Primary Localized Cutaneous Nodular Amyloidosis on a Toe: Clinical Presentation, Histopathology and Dermatoscopy Findings

Author Affiliation(s)


Amyloidosis represents a group of diseases characterized by extracellular deposition of amyloid and is traditionally classified as systemic or localized. Primary localized cutaneous nodular amyloidosis (PLCNA) is the rarest form of cutaneous amyloidosis, usually occurring equally among genders. It manifests as single or multiple nodules or infiltrated plaques, usually localized on the face, particularly the nose, genitals, trunk, and limbs. Progression to systemic involvement is quite uncommon, occurring in approximately 7% of cases [ 1 ] .

Case Presentation

A 71-year-old-man from São Paulo, Brazil, with no comorbidities, presented with a 5-year history of an asymptomatic single, soft, large, elongated pink nodule in the toe web along the fourth left toe ( Figure 1, A and B ). Polarized contact dermoscopy showed white shiny streaks on orange-pink background ( Figure 1C ). A local ultrasound examination revealed a hypoechoic tumor measuring 2.3 × 1.3 × 1.2 cm that extended to subcutaneous tissues. Differential diagnostic possibilities as acral manifestations of soft tissue tumors including superficial acral fibromyxoma, inclusion body fibromatosis, and acral fibrokeratoma were considered. Histopathology from a punch biopsy showed an epidermis with focal mild spongiosis, parakeratosis, and lymphocyte exocytosis together with a proliferation of desmoplastic spindle cells with a nonspecific lymphoplasmocytic inflammatory process.

Figure 1 .

(A, B) Clinical presentation of a single, soft, pink nodule on the fourth left toe. (C) Polarized contact dermoscopy of the lesion showing birefringent properties present as shiny white structures on orange-pink background. (D) Histopathological examination of the lesion shows hyaline eosinophilic nodular deposits, with spindle-shaped cells throughout the dermis. (E) Histopathological characteristics of the lesion, using Congo red staining evidencing presence of a brick-red deposit in the dermis. [Copyright: ©2019 Ferreira et al.]

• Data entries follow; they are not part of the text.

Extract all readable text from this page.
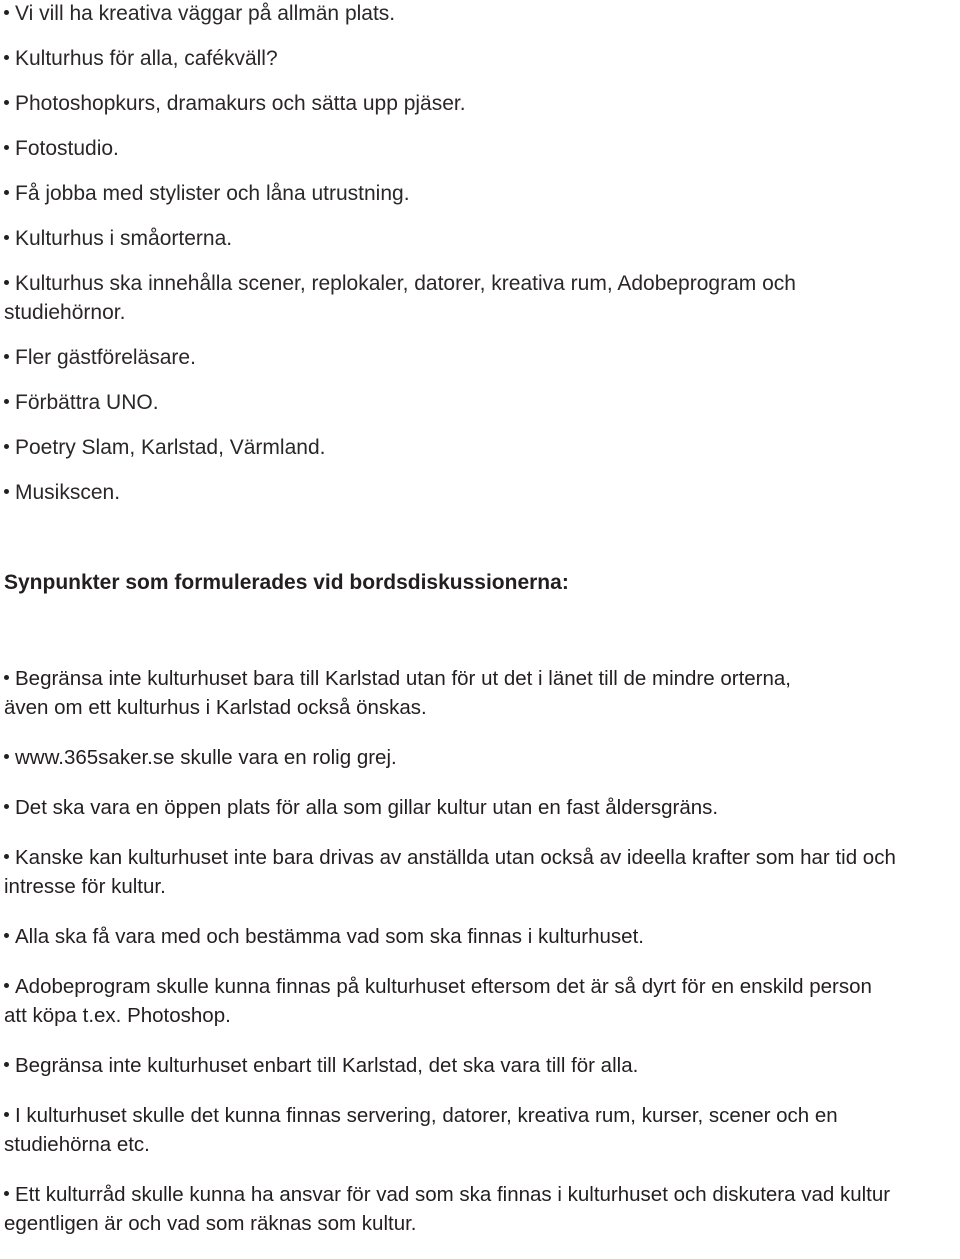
Vi vill ha kreativa väggar på allmän plats.
Kulturhus för alla, cafékväll?
Photoshopkurs, dramakurs och sätta upp pjäser.
Fotostudio.
Få jobba med stylister och låna utrustning.
Kulturhus i småorterna.
Kulturhus ska innehålla scener, replokaler, datorer, kreativa rum, Adobeprogram och studiehörnor.
Fler gästföreläsare.
Förbättra UNO.
Poetry Slam, Karlstad, Värmland.
Musikscen.
Synpunkter som formulerades vid bordsdiskussionerna:
Begränsa inte kulturhuset bara till Karlstad utan för ut det i länet till de mindre orterna, även om ett kulturhus i Karlstad också önskas.
www.365saker.se skulle vara en rolig grej.
Det ska vara en öppen plats för alla som gillar kultur utan en fast åldersgräns.
Kanske kan kulturhuset inte bara drivas av anställda utan också av ideella krafter som har tid och intresse för kultur.
Alla ska få vara med och bestämma vad som ska finnas i kulturhuset.
Adobeprogram skulle kunna finnas på kulturhuset eftersom det är så dyrt för en enskild person att köpa t.ex. Photoshop.
Begränsa inte kulturhuset enbart till Karlstad, det ska vara till för alla.
I kulturhuset skulle det kunna finnas servering, datorer, kreativa rum, kurser, scener och en studiehörna etc.
Ett kulturråd skulle kunna ha ansvar för vad som ska finnas i kulturhuset och diskutera vad kultur egentligen är och vad som räknas som kultur.
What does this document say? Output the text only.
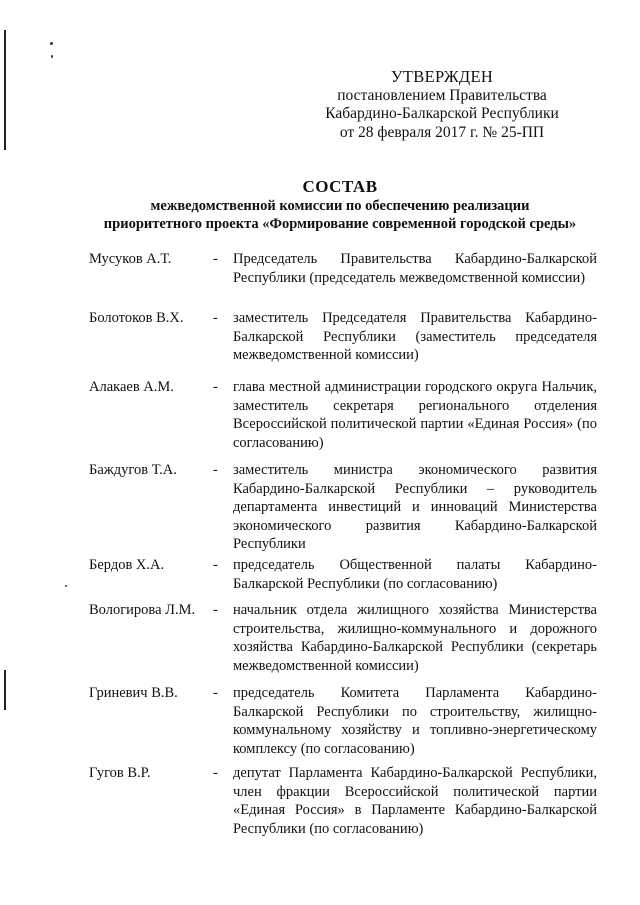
УТВЕРЖДЕН
постановлением Правительства
Кабардино-Балкарской Республики
от 28 февраля 2017 г. № 25-ПП
СОСТАВ
межведомственной комиссии по обеспечению реализации
приоритетного проекта «Формирование современной городской среды»
Мусуков А.Т.	- Председатель Правительства Кабардино-Балкарской Республики (председатель межведомственной комиссии)
Болотоков В.Х. - заместитель Председателя Правительства Кабардино-Балкарской Республики (заместитель председателя межведомственной комиссии)
Алакаев А.М.	- глава местной администрации городского округа Нальчик, заместитель секретаря регионального отделения Всероссийской политической партии «Единая Россия» (по согласованию)
Баждугов Т.А. - заместитель министра экономического развития Кабардино-Балкарской Республики – руководитель департамента инвестиций и инноваций Министерства экономического развития Кабардино-Балкарской Республики
Бердов Х.А.	- председатель Общественной палаты Кабардино-Балкарской Республики (по согласованию)
Вологирова Л.М. - начальник отдела жилищного хозяйства Министерства строительства, жилищно-коммунального и дорожного хозяйства Кабардино-Балкарской Республики (секретарь межведомственной комиссии)
Гриневич В.В. - председатель Комитета Парламента Кабардино-Балкарской Республики по строительству, жилищно-коммунальному хозяйству и топливно-энергетическому комплексу (по согласованию)
Гугов В.Р.	- депутат Парламента Кабардино-Балкарской Республики, член фракции Всероссийской политической партии «Единая Россия» в Парламенте Кабардино-Балкарской Республики (по согласованию)
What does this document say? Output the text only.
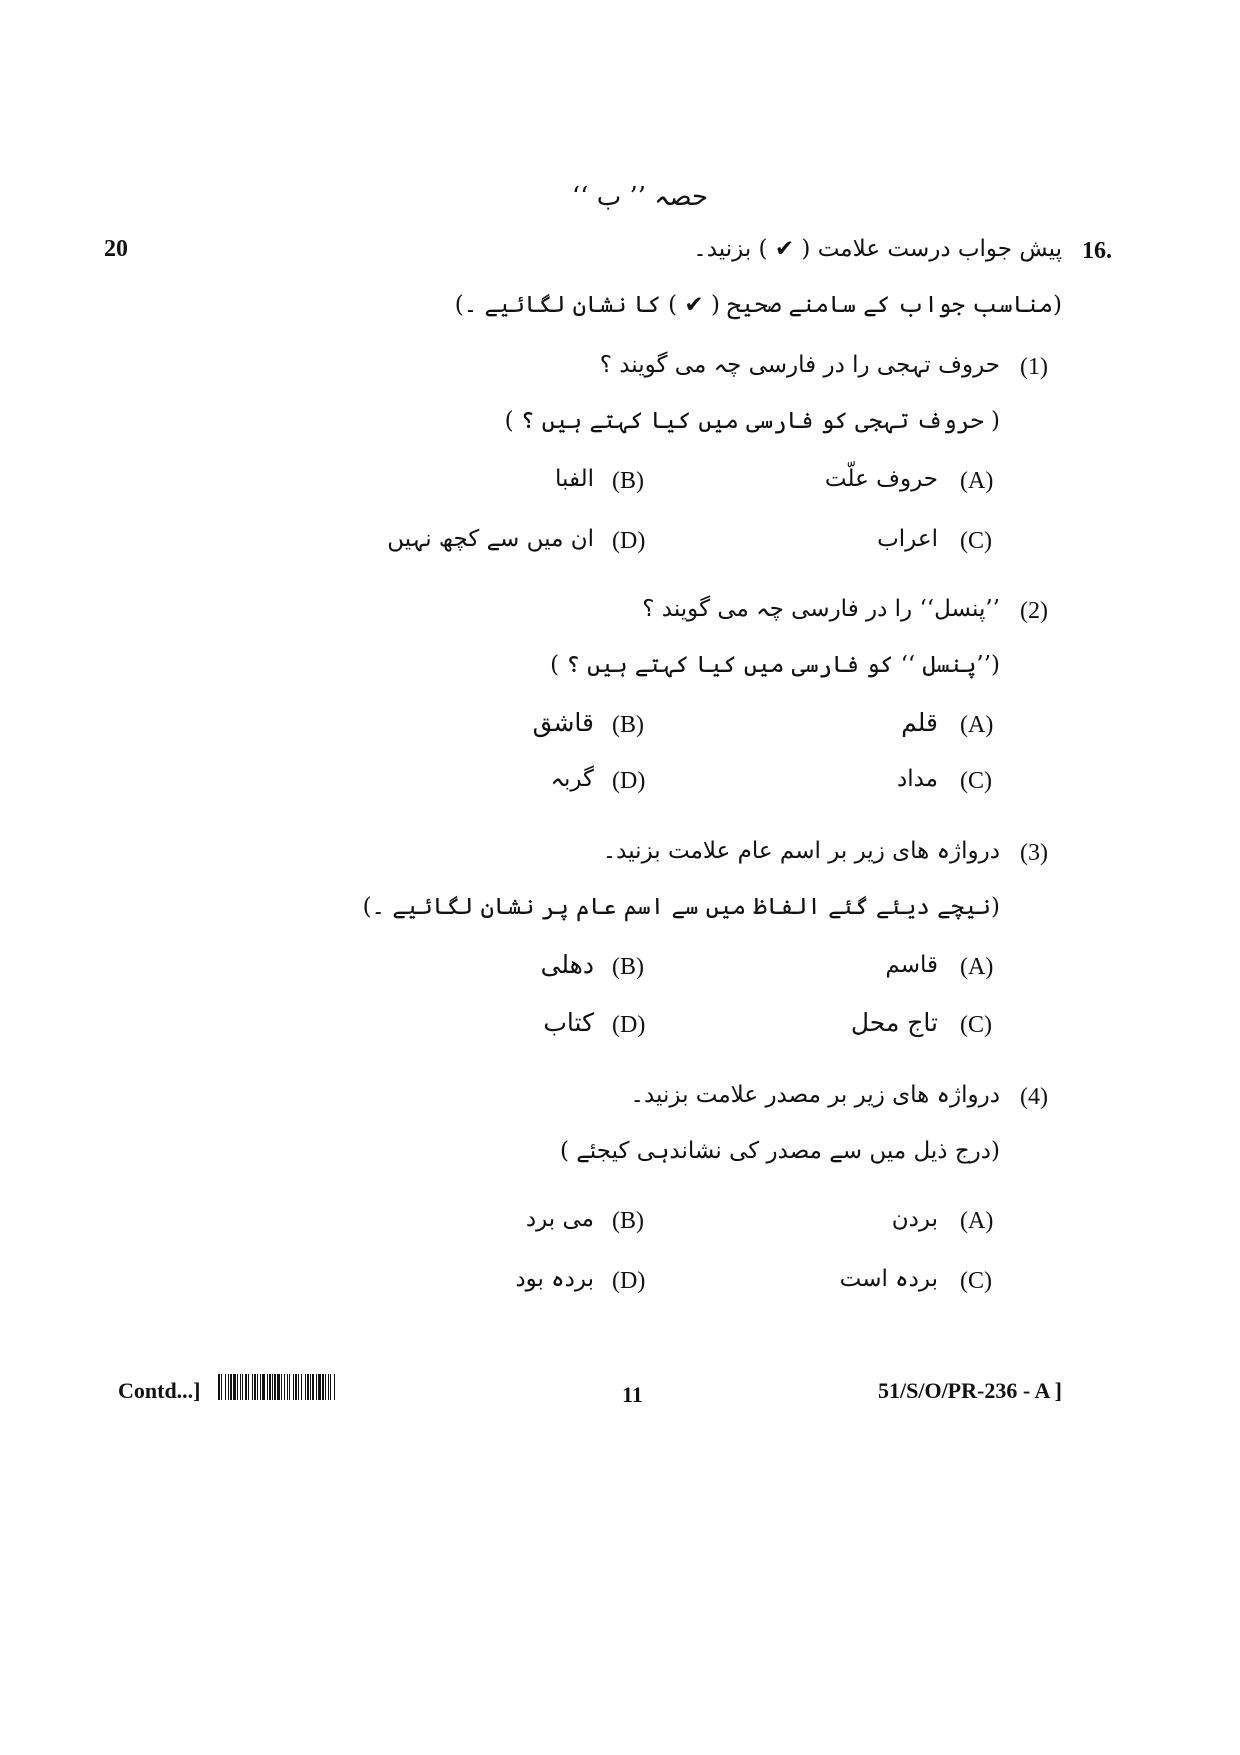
حصہ ’’ ب ‘‘
20	16.
پیش جواب درست علامت ( ✔ ) بزنید۔
(مناسب جواب کے سامنے صحیح ( ✔ ) کا نشان لگائیے ۔)
(1)
حروف تہجی را در فارسی چہ می گویند ؟
( حروف تہجی کو فارسی میں کیا کہتے ہیں ؟ )
(A)
حروف علّت
(B)
الفبا
(C)
اعراب
(D)
ان میں سے کچھ نہیں
(2)
’’پنسل‘‘ را در فارسی چہ می گویند ؟
(’’پنسل ‘‘ کو فارسی میں کیا کہتے ہیں ؟ )
(A)
قلم
(B)
قاشق
(C)
مداد
(D)
گربہ
(3)
درواژہ ھای زیر بر اسم عام علامت بزنید۔
(نیچے دیئے گئے الفاظ میں سے اسم عام پر نشان لگائیے ۔)
(A)
قاسم
(B)
دھلی
(C)
تاج محل
(D)
کتاب
(4)
درواژہ ھای زیر بر مصدر علامت بزنید۔
(درج ذیل میں سے مصدر کی نشاندہی کیجئے )
(A)
بردن
(B)
می برد
(C)
بردہ است
(D)
بردہ بود
Contd...]	11	51/S/O/PR-236 - A ]
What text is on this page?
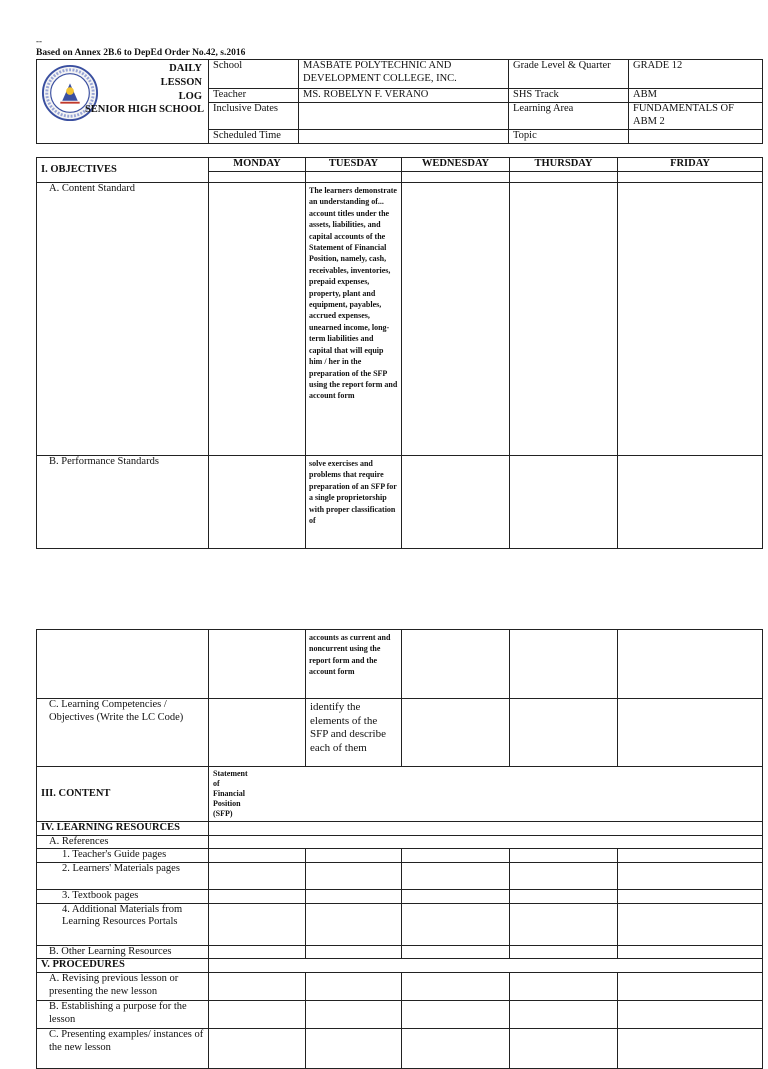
--
Based on Annex 2B.6 to DepEd Order No.42, s.2016
DAILY
LESSON
LOG
SENIOR HIGH SCHOOL	School	MASBATE POLYTECHNIC AND DEVELOPMENT COLLEGE, INC.	Grade Level & Quarter	GRADE 12
	Teacher	MS. ROBELYN F. VERANO	SHS Track	ABM
	Inclusive Dates		Learning Area	FUNDAMENTALS OF ABM 2
	Scheduled Time		Topic	
I. OBJECTIVES	MONDAY	TUESDAY	WEDNESDAY	THURSDAY	FRIDAY

A. Content Standard		The learners demonstrate an understanding of... account titles under the assets, liabilities, and capital accounts of the Statement of Financial Position, namely, cash, receivables, inventories, prepaid expenses, property, plant and equipment, payables, accrued expenses, unearned income, long-term liabilities and capital that will equip him / her in the preparation of the SFP using the report form and account form			
B. Performance Standards		solve exercises and problems that require preparation of an SFP for a single proprietorship with proper classification of			
		accounts as current and noncurrent using the report form and the account form			
C. Learning Competencies / Objectives (Write the LC Code)		identify the elements of the SFP and describe each of them			
III. CONTENT	Statement of Financial Position (SFP)				
IV. LEARNING RESOURCES					
A. References					
1. Teacher's Guide pages					
2. Learners' Materials pages					
3. Textbook pages					
4. Additional Materials from Learning Resources Portals					
B. Other Learning Resources					
V. PROCEDURES					
A. Revising previous lesson or presenting the new lesson					
B. Establishing a purpose for the lesson					
C. Presenting examples/ instances of the new lesson					
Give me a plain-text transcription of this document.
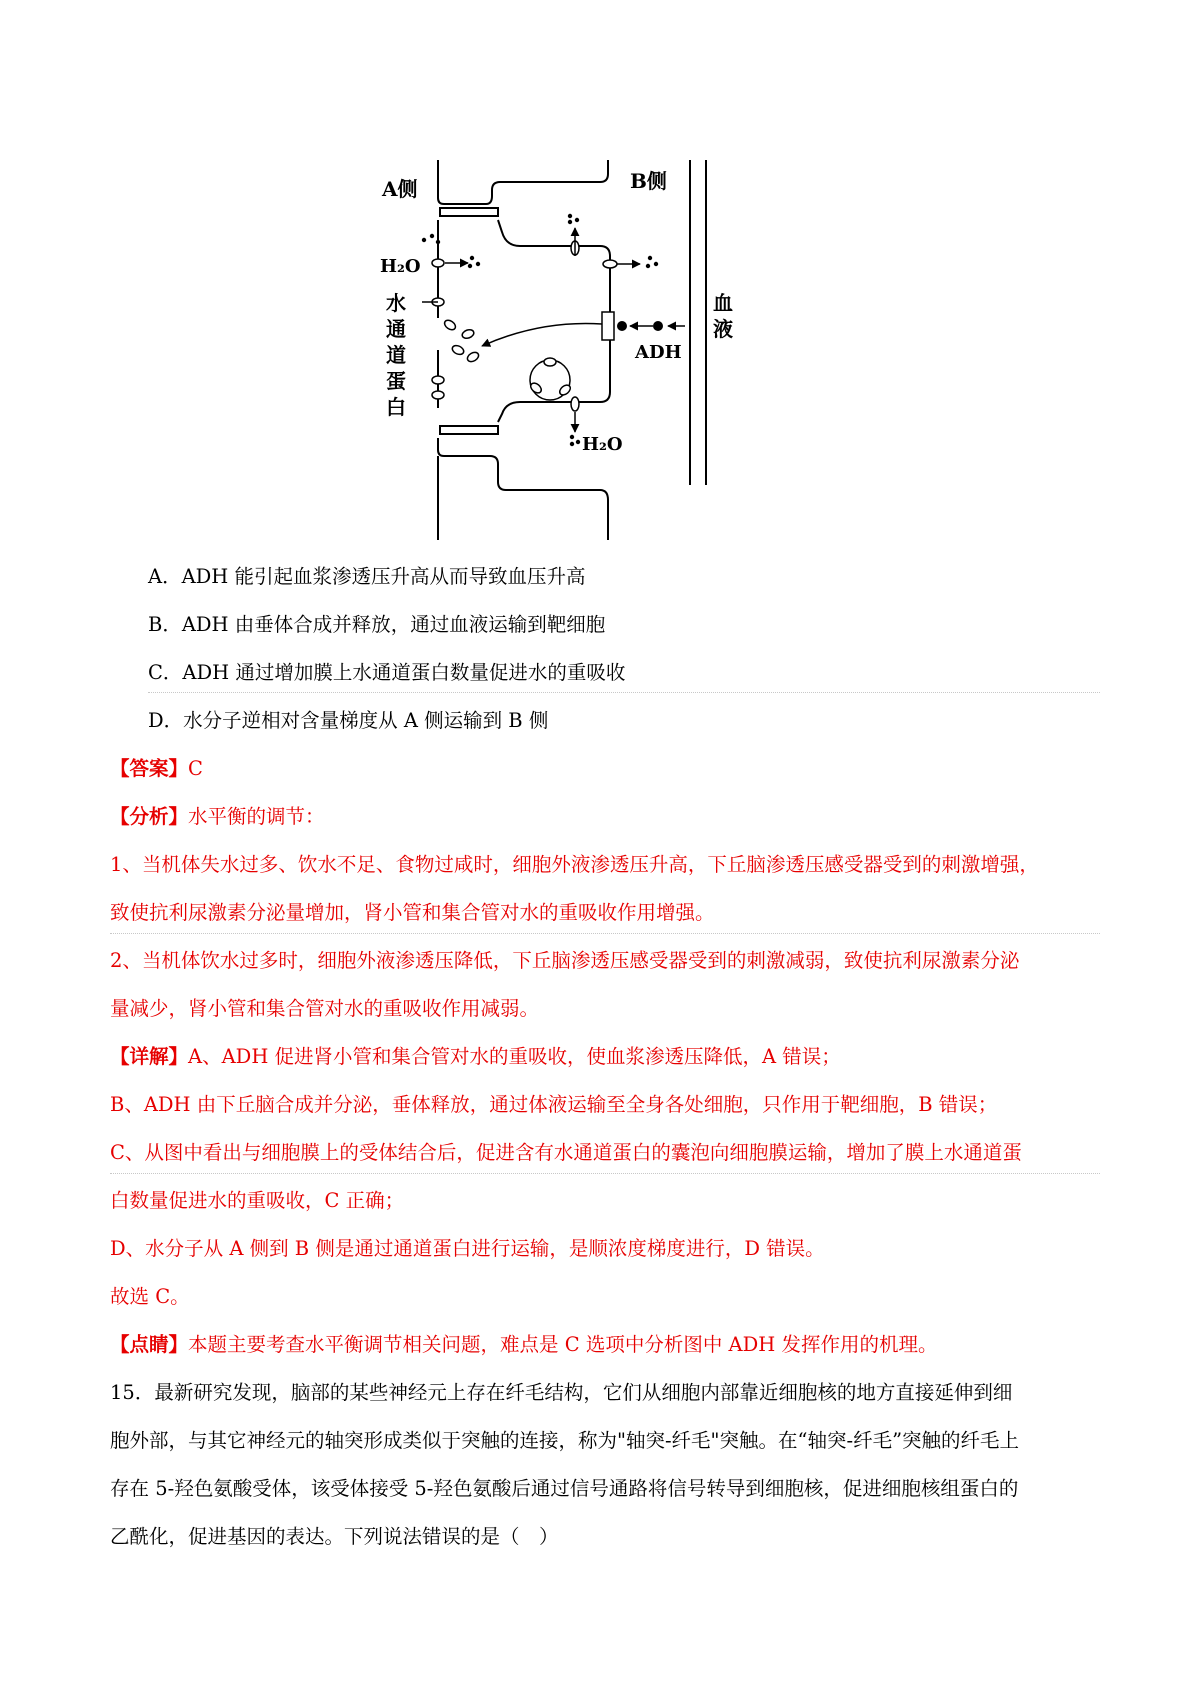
A侧	B侧
H₂O
H₂O
水
通
道
蛋
白
血
液
ADH
A．ADH 能引起血浆渗透压升高从而导致血压升高
B．ADH 由垂体合成并释放，通过血液运输到靶细胞
C．ADH 通过增加膜上水通道蛋白数量促进水的重吸收
D．水分子逆相对含量梯度从 A 侧运输到 B 侧
【答案】C
【分析】水平衡的调节：
1、当机体失水过多、饮水不足、食物过咸时，细胞外液渗透压升高，下丘脑渗透压感受器受到的刺激增强，
致使抗利尿激素分泌量增加，肾小管和集合管对水的重吸收作用增强。
2、当机体饮水过多时，细胞外液渗透压降低，下丘脑渗透压感受器受到的刺激减弱，致使抗利尿激素分泌
量减少，肾小管和集合管对水的重吸收作用减弱。
【详解】A、ADH 促进肾小管和集合管对水的重吸收，使血浆渗透压降低，A 错误；
B、ADH 由下丘脑合成并分泌，垂体释放，通过体液运输至全身各处细胞，只作用于靶细胞，B 错误；
C、从图中看出与细胞膜上的受体结合后，促进含有水通道蛋白的囊泡向细胞膜运输，增加了膜上水通道蛋
白数量促进水的重吸收，C 正确；
D、水分子从 A 侧到 B 侧是通过通道蛋白进行运输，是顺浓度梯度进行，D 错误。
故选 C。
【点睛】本题主要考查水平衡调节相关问题，难点是 C 选项中分析图中 ADH 发挥作用的机理。
15．最新研究发现，脑部的某些神经元上存在纤毛结构，它们从细胞内部靠近细胞核的地方直接延伸到细
胞外部，与其它神经元的轴突形成类似于突触的连接，称为"轴突-纤毛"突触。在“轴突-纤毛”突触的纤毛上
存在 5-羟色氨酸受体，该受体接受 5-羟色氨酸后通过信号通路将信号转导到细胞核，促进细胞核组蛋白的
乙酰化，促进基因的表达。下列说法错误的是（　）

Immunohistochemical examination was inconclusive. Histopathology from complete excision showed that throughout the dermis, there were nodular deposits of hyaline and eosinophilic material, with spindle-shaped cells ( Figure 1D ). Hyaline-like, eosinophilic material was also seen in the walls of small vessels and subcutaneous tissue. Congo red staining showed the presence of a brick-red deposit in the dermis ( Figure 1E ), which under polarizing microscopy showed apple-green birefringence. The diagnosis of PLCNA was established based on clinical findings and histopathology in the absence of systemic manifestations of amyloidosis. Beside the lesion on the foot, the patient was asymptomatic. Complete blood cell count, B-glucose, electrophoresis, ANA test, urine test, and Bence Jones protein test results were normal. Abdominal ultrasound and chest X-ray showed nothing remarkable. No systemic manifestations of amyloidosis were identified. The patient is undergoing 6-month follow-up intervals with clinical and laboratory examinations. After 1 year no recurrence was detected.


We describe a rare presentation of primary cutaneous amyloidosis located on an uncommon body site. Polarized dermoscopy examination could have contributed to the clinical suspicion of the correct diagnosis in this case. Skin lesions with an altered composition or orientation of collagen will often reveal, under polarized dermoscopy, shiny white streaks [ 2 ] . In polarized dermoscopy of lichen amyloidosis, the deposition of amyloid substance with birefringent properties in the dermis is reported to be visualized as shiny white streaks [ 2 ] . A case report of dermoscopy of PLCNA described an orange hue, otherwise seen in dermal granulomatous skin disorders, as a clue for diagnosis [ 3 ] . The dermoscopic pattern of polarization-specific white structures in a background of orange-pink color, present in our case, could be an additional feature that can contribute to the PLCNA diagnosis.

Dermoscopic findings of PLCNA have not been extensively described in the literature, and we suggest that polarized dermoscopy can be a complementary and useful aid for noninvasive diagnosis.


  1. Nodular localized primary cutaneous amyloidosis: a long-term follow-up study Woollons A, Black MM. Br J Dermatol.2001;145(1):105-109.
  2. “Shiny white streaks” in lichen amyloidosis: a clue to diagnosis Arnold SJ, Bowling JC. Australas J Dermatol.2012;53(4):272-273.
  3. A unique dermoscopy pattern of primary cutaneous nodular amyloidosis mimicking a granulomatous disease Rongioletti F, Atzori L, Ferreli C, et al. J Am Acad Dermatol.2016;74(1):e9-e10.